Doing science in a cave is not without its challenges. For example, in the 48-degrees Fahrenheit (9-degrees Celsius) temperature of Minnesota’s Mystery Cave, the team had to bury the spectrometer’s batteries in handwarmers to keep them from dying. Other times, to reach an area of interest, the scientists had to squeeze through spaces less than a foot (30 centimeters) wide for hundreds of feet, sometimes losing a shoe (or pants) in the process. Or, they’d have to stand knee-deep in freezing cave water to take a measurement, and hope that their instruments didn’t go for an accidental swim.

But despite these hurdles, the caves have revealed a wealth of information already. In Wind Cave, the team found that manganese-rich waters had carved out the cave and produced the striped zebra calcites within, which glowed pink under black light.

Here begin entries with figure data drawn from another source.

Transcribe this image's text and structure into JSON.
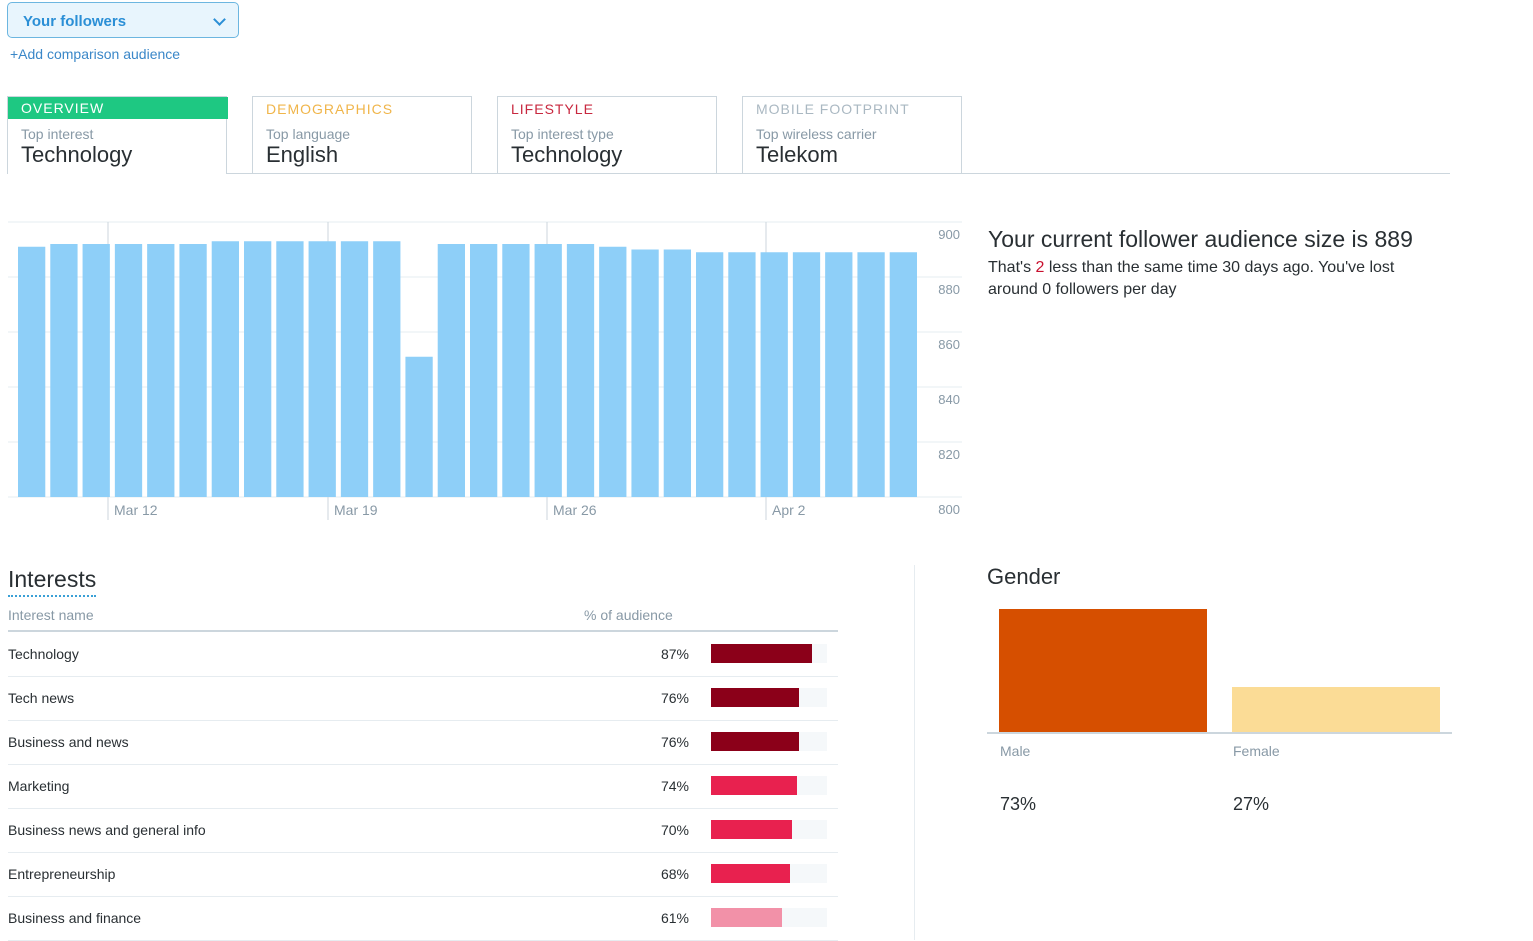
{
  "audience_select": {
    "label": "Your followers",
    "icon": "chevron-down-icon"
  },
  "add_comparison": "+Add comparison audience",
  "tabs": [
    {
      "title": "OVERVIEW",
      "subtitle": "Top interest",
      "value": "Technology",
      "color": "#1ec882",
      "active": true
    },
    {
      "title": "DEMOGRAPHICS",
      "subtitle": "Top language",
      "value": "English",
      "color": "#f0b54a"
    },
    {
      "title": "LIFESTYLE",
      "subtitle": "Top interest type",
      "value": "Technology",
      "color": "#c8283f"
    },
    {
      "title": "MOBILE FOOTPRINT",
      "subtitle": "Top wireless carrier",
      "value": "Telekom",
      "color": "#aab8c2"
    }
  ],
  "chart_data": {
    "type": "bar",
    "title": "Follower audience size",
    "values": [
      891,
      892,
      892,
      892,
      892,
      892,
      893,
      893,
      893,
      893,
      893,
      893,
      851,
      892,
      892,
      892,
      892,
      892,
      891,
      890,
      890,
      889,
      889,
      889,
      889,
      889,
      889,
      889
    ],
    "x_tick_labels": [
      "Mar 12",
      "Mar 19",
      "Mar 26",
      "Apr 2"
    ],
    "y_tick_labels": [
      "900",
      "880",
      "860",
      "840",
      "820",
      "800"
    ],
    "ylim": [
      800,
      900
    ],
    "bar_color": "#8ecff8"
  },
  "summary": {
    "title": "Your current follower audience size is 889",
    "desc_pre": "That's ",
    "desc_num": "2",
    "desc_post": " less than the same time 30 days ago. You've lost around 0 followers per day"
  },
  "interests": {
    "title": "Interests",
    "col_name": "Interest name",
    "col_pct": "% of audience",
    "rows": [
      {
        "name": "Technology",
        "pct": "87%",
        "value": 87,
        "color": "#8b0019"
      },
      {
        "name": "Tech news",
        "pct": "76%",
        "value": 76,
        "color": "#8b0019"
      },
      {
        "name": "Business and news",
        "pct": "76%",
        "value": 76,
        "color": "#8b0019"
      },
      {
        "name": "Marketing",
        "pct": "74%",
        "value": 74,
        "color": "#e8214f"
      },
      {
        "name": "Business news and general info",
        "pct": "70%",
        "value": 70,
        "color": "#e8214f"
      },
      {
        "name": "Entrepreneurship",
        "pct": "68%",
        "value": 68,
        "color": "#e8214f"
      },
      {
        "name": "Business and finance",
        "pct": "61%",
        "value": 61,
        "color": "#f291a8"
      }
    ]
  },
  "gender": {
    "title": "Gender",
    "items": [
      {
        "label": "Male",
        "pct": "73%",
        "value": 73,
        "color": "#d64f00"
      },
      {
        "label": "Female",
        "pct": "27%",
        "value": 27,
        "color": "#fbdc96"
      }
    ]
  }
}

The calcites grew underground, fed by the manganese-rich water. Sebree believes that when these rocks shattered, since calcite is weaker than the limestone also comprising the cave, the calcite worked to expand the cave too. “It’s a very different cave forming mechanism than has previously been looked at before,” he says.

And the unique research conditions have provided a memorable experience to Van Der Weide. “It was really cool to see how you can apply science out in the field and to learn how you function in those environments,” she concludes.

In the future, Sebree hopes to further confirm the accuracy of the fluorescence technique by comparing it to traditional, destructive techniques. He also wants to investigate the cave water that also fluoresces to understand how life on Earth’s surface has affected life deep underground and, reconnecting to his astrobiological roots, understand how similar, mineral-rich water may support life in the far reaches of our solar system.